Graham lives in Wellington and Phillip lives in Australia. They are too far away. After 27 years at Morven we moved into Waimate in 1972. Tom died in 1974 after only living in this house for a year. He didn’t get to enjoy his retirement; it was a real shame.
We had not travelled when we were married so, when Tom died, I explored Canada, the United Kingdom, the Netherlands, France and Belgium on my own. I have had a few other offers for marriage, but they were ‘takers’ and I didn’t want that. You have to be a bit careful.
Now I spend my time just living. If the weather is nice I can go out on a scooter. I like to read the local paper and know what’s going on. I get Meals on Wheels during the week; it’s a nice way of cooking. I used to make my own meals, but someone put a spoke in that. I have just about retired from the garden, but I do help out at St Augustine’s in Waimate as much as I can.
I have had an active life, trying my hand at tennis, lawn bowls, Scottish country dancing and badminton.

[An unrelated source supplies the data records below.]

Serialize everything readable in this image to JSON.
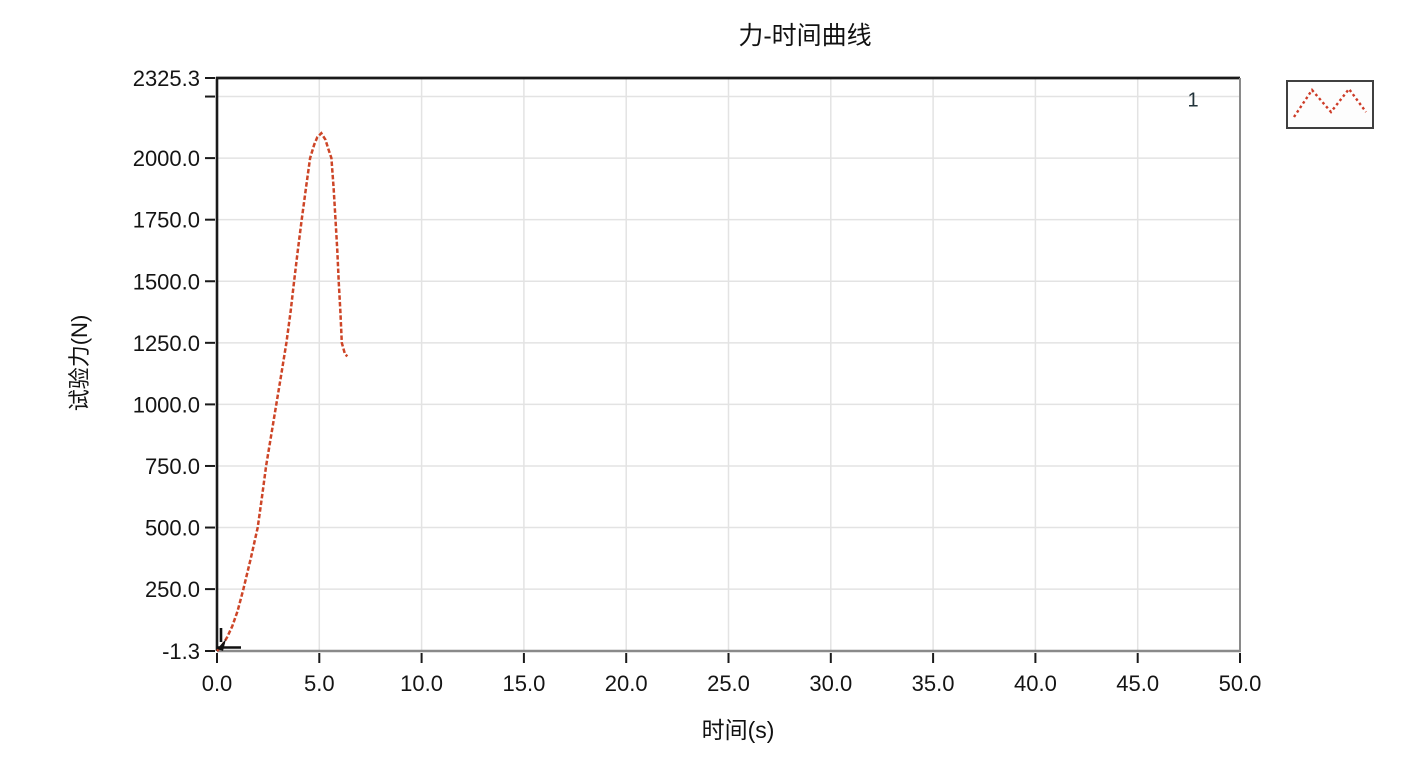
{
  "title": "力-时间曲线",
  "axes": {
    "x": {
      "label": "时间(s)"
    },
    "y": {
      "label": "试验力(N)"
    }
  },
  "legend": {
    "series_label": "1"
  },
  "colors": {
    "curve": "#cd4527",
    "grid": "#e3e3e3",
    "axis_dark": "#1a1a1a",
    "axis_gray": "#8a8a8a",
    "text": "#141414",
    "background": "#ffffff"
  },
  "chart_data": {
    "type": "line",
    "title": "力-时间曲线",
    "xlabel": "时间(s)",
    "ylabel": "试验力(N)",
    "xlim": [
      0,
      50
    ],
    "ylim": [
      -1.3,
      2325.3
    ],
    "x_ticks": [
      0,
      5,
      10,
      15,
      20,
      25,
      30,
      35,
      40,
      45,
      50
    ],
    "x_gridlines": [
      5,
      10,
      15,
      20,
      25,
      30,
      35,
      40,
      45
    ],
    "y_ticks_labeled": [
      -1.3,
      250,
      500,
      750,
      1000,
      1250,
      1500,
      1750,
      2000,
      2325.3
    ],
    "y_ticks_unlabeled": [
      2250
    ],
    "y_gridlines": [
      250,
      500,
      750,
      1000,
      1250,
      1500,
      1750,
      2000,
      2250
    ],
    "grid": true,
    "legend_position": "outside-top-right",
    "series": [
      {
        "name": "1",
        "color": "#cd4527",
        "style": "dashed",
        "points": [
          [
            0,
            -1.3
          ],
          [
            0.25,
            20
          ],
          [
            0.5,
            55
          ],
          [
            0.75,
            100
          ],
          [
            1.0,
            160
          ],
          [
            1.29,
            250
          ],
          [
            1.65,
            375
          ],
          [
            1.99,
            500
          ],
          [
            2.2,
            625
          ],
          [
            2.4,
            750
          ],
          [
            2.65,
            875
          ],
          [
            2.9,
            1000
          ],
          [
            3.15,
            1125
          ],
          [
            3.39,
            1250
          ],
          [
            3.6,
            1380
          ],
          [
            3.77,
            1500
          ],
          [
            3.95,
            1625
          ],
          [
            4.14,
            1750
          ],
          [
            4.35,
            1880
          ],
          [
            4.55,
            2000
          ],
          [
            4.75,
            2055
          ],
          [
            4.9,
            2085
          ],
          [
            5.1,
            2101
          ],
          [
            5.3,
            2075
          ],
          [
            5.45,
            2035
          ],
          [
            5.59,
            2000
          ],
          [
            5.7,
            1880
          ],
          [
            5.79,
            1750
          ],
          [
            5.88,
            1625
          ],
          [
            5.95,
            1500
          ],
          [
            6.03,
            1375
          ],
          [
            6.1,
            1250
          ],
          [
            6.25,
            1205
          ],
          [
            6.37,
            1195
          ]
        ]
      }
    ],
    "peak_value": 2101,
    "peak_time": 5.1
  }
}
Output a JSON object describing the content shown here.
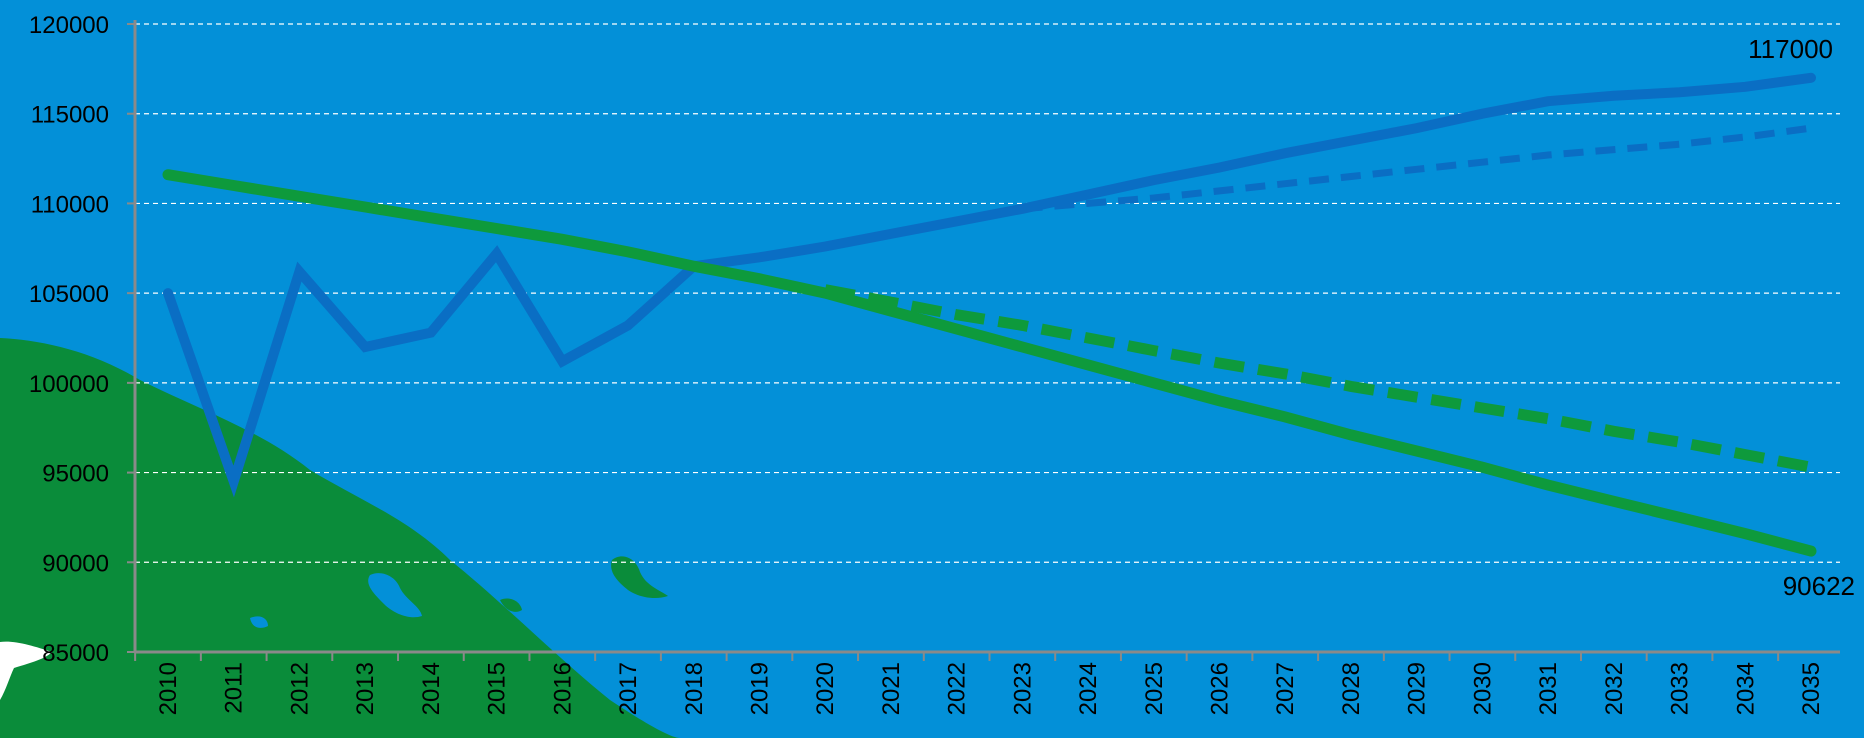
{
  "colors": {
    "background": "#0390d8",
    "land": "#0a8c3a",
    "land_dark": "#087a33",
    "blue_series": "#0a6ec4",
    "green_series": "#0e9a3c",
    "grid": "#ffffff",
    "axis": "#8a8a8a"
  },
  "chart_data": {
    "type": "line",
    "title": "",
    "xlabel": "",
    "ylabel": "",
    "ylim": [
      85000,
      120000
    ],
    "yticks": [
      "120000",
      "115000",
      "110000",
      "105000",
      "100000",
      "95000",
      "90000",
      "85000"
    ],
    "x": [
      "2010",
      "2011",
      "2012",
      "2013",
      "2014",
      "2015",
      "2016",
      "2017",
      "2018",
      "2019",
      "2020",
      "2021",
      "2022",
      "2023",
      "2024",
      "2025",
      "2026",
      "2027",
      "2028",
      "2029",
      "2030",
      "2031",
      "2032",
      "2033",
      "2034",
      "2035"
    ],
    "grid": true,
    "legend": "none",
    "series": [
      {
        "style": "solid",
        "color_key": "blue_series",
        "values": [
          105000,
          94500,
          106200,
          102000,
          102800,
          107200,
          101200,
          103200,
          106500,
          107000,
          107600,
          108300,
          109000,
          109700,
          110500,
          111300,
          112000,
          112800,
          113500,
          114200,
          115000,
          115700,
          116000,
          116200,
          116500,
          117000
        ]
      },
      {
        "style": "dashed",
        "color_key": "blue_series",
        "values": [
          null,
          null,
          null,
          null,
          null,
          null,
          null,
          null,
          null,
          null,
          null,
          null,
          null,
          109700,
          110000,
          110300,
          110700,
          111100,
          111500,
          111900,
          112300,
          112700,
          113000,
          113300,
          113700,
          114200
        ]
      },
      {
        "style": "solid",
        "color_key": "green_series",
        "values": [
          111600,
          111000,
          110400,
          109800,
          109200,
          108600,
          108000,
          107300,
          106500,
          105800,
          105000,
          104000,
          103000,
          102000,
          101000,
          100000,
          99000,
          98100,
          97100,
          96200,
          95300,
          94300,
          93400,
          92500,
          91600,
          90622
        ]
      },
      {
        "style": "dashed",
        "color_key": "green_series",
        "values": [
          null,
          null,
          null,
          null,
          null,
          null,
          null,
          null,
          null,
          null,
          105200,
          104500,
          103800,
          103200,
          102500,
          101800,
          101100,
          100500,
          99800,
          99200,
          98600,
          98000,
          97300,
          96700,
          96000,
          95300
        ]
      }
    ],
    "annotations": [
      {
        "text": "117000",
        "x": "2035",
        "y": 117000,
        "series": 0,
        "placement": "above"
      },
      {
        "text": "90622",
        "x": "2035",
        "y": 90622,
        "series": 2,
        "placement": "below"
      }
    ]
  }
}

I played senior badminton until I was 90. I only gave it up because of declining eyesight.
I’m getting older, but I don’t notice it much. Well, I do sometimes, if my leg hurts or something else hurts.
I think good food, hard work and a good sense of humour are some of my keys to success. A bit of good luck and ‘stickability’ doesn’t hurt either.
I have some advice for young people. It would be: stick to the rules, use a bit of common sense and don’t do anything silly. ‘Keep calm and carry on’ — I think that’s a good one.